Работа продвигалась на удивление быстро. Отчасти потому, что она отвлекала княжну от мыслей и переживаний. Как только в ее руках оказывалось перо и инструменты, Дарья превращалась в машину, созданную для выполнения одной задачи. У нее не было ни страхов, ни сожалений, и это помогало ей переживать час за часом, пока паника с новой силой не схватит ее за горло, обойдя все мысленные преграды.
Она не сразу заметила, как от тени в углу отделился Грин-де-Вальд. Когда волшебник зажег огонек на конце палочки, девушка вздрогнула.
— Как ты? Не устала? — поинтересовался он. На лице дружеское участие, а в глазах горел детский азартный интерес. — Уже есть что-то?
— Пока только основа, — покачала головой Дарья, указывая на пиалу, в которую мерно капала бесцветная жидкость с травяным запахом. — Ей нужно немного настояться, чтобы она заработала.
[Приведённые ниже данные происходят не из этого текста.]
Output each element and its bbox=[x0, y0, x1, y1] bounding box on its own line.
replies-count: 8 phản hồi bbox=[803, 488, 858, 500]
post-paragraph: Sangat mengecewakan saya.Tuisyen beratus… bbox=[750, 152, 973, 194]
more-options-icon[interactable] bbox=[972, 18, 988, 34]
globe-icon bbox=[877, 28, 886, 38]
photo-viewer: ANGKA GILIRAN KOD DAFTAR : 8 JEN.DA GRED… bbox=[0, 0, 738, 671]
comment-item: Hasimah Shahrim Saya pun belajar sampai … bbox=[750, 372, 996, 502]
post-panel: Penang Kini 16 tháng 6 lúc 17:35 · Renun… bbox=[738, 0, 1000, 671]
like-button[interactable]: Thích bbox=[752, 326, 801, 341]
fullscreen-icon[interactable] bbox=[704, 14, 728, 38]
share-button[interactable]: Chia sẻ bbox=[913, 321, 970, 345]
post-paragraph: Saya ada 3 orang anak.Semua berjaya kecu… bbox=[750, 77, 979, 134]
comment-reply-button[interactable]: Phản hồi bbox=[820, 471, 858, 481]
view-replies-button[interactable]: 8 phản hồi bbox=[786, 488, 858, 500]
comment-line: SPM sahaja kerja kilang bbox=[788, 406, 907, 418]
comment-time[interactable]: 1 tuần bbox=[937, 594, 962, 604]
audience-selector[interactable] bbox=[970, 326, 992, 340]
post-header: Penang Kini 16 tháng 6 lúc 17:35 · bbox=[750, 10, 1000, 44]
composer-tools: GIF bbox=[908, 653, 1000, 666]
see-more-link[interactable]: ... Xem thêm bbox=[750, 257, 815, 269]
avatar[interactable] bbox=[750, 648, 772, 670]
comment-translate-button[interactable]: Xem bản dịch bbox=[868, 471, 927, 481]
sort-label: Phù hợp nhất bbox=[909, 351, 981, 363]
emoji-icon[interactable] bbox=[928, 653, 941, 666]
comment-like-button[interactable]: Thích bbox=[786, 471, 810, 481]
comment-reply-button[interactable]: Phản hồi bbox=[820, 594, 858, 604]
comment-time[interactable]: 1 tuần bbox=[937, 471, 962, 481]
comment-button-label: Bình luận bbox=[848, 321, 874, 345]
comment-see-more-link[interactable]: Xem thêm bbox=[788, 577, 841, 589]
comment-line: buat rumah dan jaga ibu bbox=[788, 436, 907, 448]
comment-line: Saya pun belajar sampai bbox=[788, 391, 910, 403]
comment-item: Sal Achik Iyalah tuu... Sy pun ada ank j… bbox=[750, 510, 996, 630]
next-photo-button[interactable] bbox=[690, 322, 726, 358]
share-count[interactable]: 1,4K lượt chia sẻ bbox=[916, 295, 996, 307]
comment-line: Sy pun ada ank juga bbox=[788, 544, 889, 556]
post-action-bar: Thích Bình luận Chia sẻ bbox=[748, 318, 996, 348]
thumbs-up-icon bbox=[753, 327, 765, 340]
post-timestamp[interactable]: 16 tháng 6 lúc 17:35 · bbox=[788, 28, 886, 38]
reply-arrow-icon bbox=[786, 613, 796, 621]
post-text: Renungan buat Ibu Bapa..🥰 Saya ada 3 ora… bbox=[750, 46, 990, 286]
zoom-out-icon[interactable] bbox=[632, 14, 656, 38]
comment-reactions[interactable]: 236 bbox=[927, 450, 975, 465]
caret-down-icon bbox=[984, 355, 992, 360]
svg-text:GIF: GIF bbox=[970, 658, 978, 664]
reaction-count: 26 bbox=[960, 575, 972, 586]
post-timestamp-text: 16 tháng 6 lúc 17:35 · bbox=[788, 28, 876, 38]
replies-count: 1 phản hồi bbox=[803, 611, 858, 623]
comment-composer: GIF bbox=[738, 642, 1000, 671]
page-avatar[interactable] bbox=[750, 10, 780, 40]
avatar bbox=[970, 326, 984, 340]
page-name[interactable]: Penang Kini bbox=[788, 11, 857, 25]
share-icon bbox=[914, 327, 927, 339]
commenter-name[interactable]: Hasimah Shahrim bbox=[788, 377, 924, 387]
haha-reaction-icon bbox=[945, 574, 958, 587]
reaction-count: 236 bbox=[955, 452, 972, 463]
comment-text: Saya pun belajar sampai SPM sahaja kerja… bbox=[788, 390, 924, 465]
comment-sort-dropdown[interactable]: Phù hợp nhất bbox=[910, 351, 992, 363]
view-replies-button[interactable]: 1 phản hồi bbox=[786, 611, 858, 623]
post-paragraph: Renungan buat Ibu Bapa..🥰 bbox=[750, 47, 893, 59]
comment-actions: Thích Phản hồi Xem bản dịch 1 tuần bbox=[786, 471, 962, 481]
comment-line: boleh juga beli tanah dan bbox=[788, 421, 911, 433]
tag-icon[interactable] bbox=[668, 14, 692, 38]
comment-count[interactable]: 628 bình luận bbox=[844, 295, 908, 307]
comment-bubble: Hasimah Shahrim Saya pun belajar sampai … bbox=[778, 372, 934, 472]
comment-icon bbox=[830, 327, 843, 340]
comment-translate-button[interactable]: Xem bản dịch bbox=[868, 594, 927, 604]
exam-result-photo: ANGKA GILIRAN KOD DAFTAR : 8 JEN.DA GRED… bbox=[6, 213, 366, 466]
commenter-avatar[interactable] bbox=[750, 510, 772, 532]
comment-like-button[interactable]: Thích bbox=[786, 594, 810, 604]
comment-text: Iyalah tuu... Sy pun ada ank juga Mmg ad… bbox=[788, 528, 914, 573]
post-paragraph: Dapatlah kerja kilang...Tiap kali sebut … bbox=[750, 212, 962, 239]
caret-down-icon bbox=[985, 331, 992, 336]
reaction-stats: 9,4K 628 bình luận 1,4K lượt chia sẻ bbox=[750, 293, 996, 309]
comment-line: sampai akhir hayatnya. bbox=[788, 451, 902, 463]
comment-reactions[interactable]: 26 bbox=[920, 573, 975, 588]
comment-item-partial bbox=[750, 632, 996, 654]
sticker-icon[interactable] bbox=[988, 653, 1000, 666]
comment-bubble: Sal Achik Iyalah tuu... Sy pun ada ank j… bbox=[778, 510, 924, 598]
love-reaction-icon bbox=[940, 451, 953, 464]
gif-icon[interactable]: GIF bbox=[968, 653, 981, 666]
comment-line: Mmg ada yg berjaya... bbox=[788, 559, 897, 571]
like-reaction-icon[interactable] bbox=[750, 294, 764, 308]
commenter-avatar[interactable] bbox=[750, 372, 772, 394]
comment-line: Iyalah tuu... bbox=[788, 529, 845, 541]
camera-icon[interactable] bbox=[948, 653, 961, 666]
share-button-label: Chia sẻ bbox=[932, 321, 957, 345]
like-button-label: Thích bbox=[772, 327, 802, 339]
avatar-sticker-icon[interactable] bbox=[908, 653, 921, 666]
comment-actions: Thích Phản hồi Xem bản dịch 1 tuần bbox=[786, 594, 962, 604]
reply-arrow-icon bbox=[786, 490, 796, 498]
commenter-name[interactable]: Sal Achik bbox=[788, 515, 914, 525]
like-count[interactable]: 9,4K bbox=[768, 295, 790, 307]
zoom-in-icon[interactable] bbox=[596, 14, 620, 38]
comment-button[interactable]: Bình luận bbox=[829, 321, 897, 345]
— Вот как, — причмокнул губами юноша, едва сдерживаясь, чтоб не сунуть нос в образец. — А когда можно будет проверить?
— Нужно хотя бы несколько часов.
— Отлично, — он обошел стол и встал вплотную к Дарье, худая рука легла на ее талию. Молодой человек несколько раз втянул носом воздух, как гончая. — Возьми что-то из гардероба графини, я уверен, там найдется хоть какое-нибудь платье. И, прошу, приведи себя в порядок. А то выглядишь так, словно я держу тебя в заложниках. Ничего, что мы уже на «ты»?
— Хорошо, — отстраненно кивнула Дарья. Она и сама чувствовала, что не плохо было бы хотя бы переодеться.
— Замечательно, — хлопнул в ладоши Грин-де-Вальд, отступая в сторону. — Тогда сделай перерыв, перекуси, прими ванну. В районе полуночи нас ждут гости.
— Какие гости? — нахмурилась княжна, механическими движениями убирая со стола пучки засушенных трав, порошки, перетертые внутренности ящериц.
— Наши дорогие союзники. Среди них будет и господин Калинцев, я хочу… скажем так, проконсультировать его по паре вопросов. Твой отец оказывает ему неожиданно организованное сопротивление, а я хочу, насколько это возможно, избежать крайних мер. Калинцев тоже хорош, тот еще упрямый баран.
Дарья кивала. Она накрыла образец крышкой и запечатала заклятьем, хотела убрать в карман, но Грин-де-Вальд перехватил ее руку.
— Это еще зачем?
— После истории с «Фемидой», предпочитаю держать образцы при себе, — равнодушно ответила княжна.
— Понимаю. И верю тебе. Делай как знаешь, — улыбнулся он и сделал еще шаг, позволяя княжне пройти вперед и подняться на первый этаж.
Во всем особняке царил полумрак. И вдруг темнота словно стала осязаемой, плотной, липкой, как вековая паутина. Дарья почувствовала, как становится тяжело дышать, горло сдавили резко накатившие слезы. Она снова натворила дел и понятия не имела, как выбраться из этой передряги. Хотелось тут же упасть на пол и разразиться рыданиями, но вместо этого она, как учила мать, выпрямила спину, запечатала грудь и шею на замок, и несла свою боль, как дорогое колье с десятикаратными бриллиантами, пока за ней не закрылась дверь комнаты, которую ей отвел Грин-де-Вальд. Тут-то она прислонилась спиной к двери и медленно сползла на пол, позволяя рвавшим ей горло рыданиям выплеснуться наружу. Она впивалась пальцами в шею, пытаясь хоть как-то облегчить удушающую боль, пока, наконец, не распласталась по полу, прижимаясь щекой к холодному паркету.
— Рад, что в Вас осталось хоть что-то человеческое, — раздался голос со стороны кровати.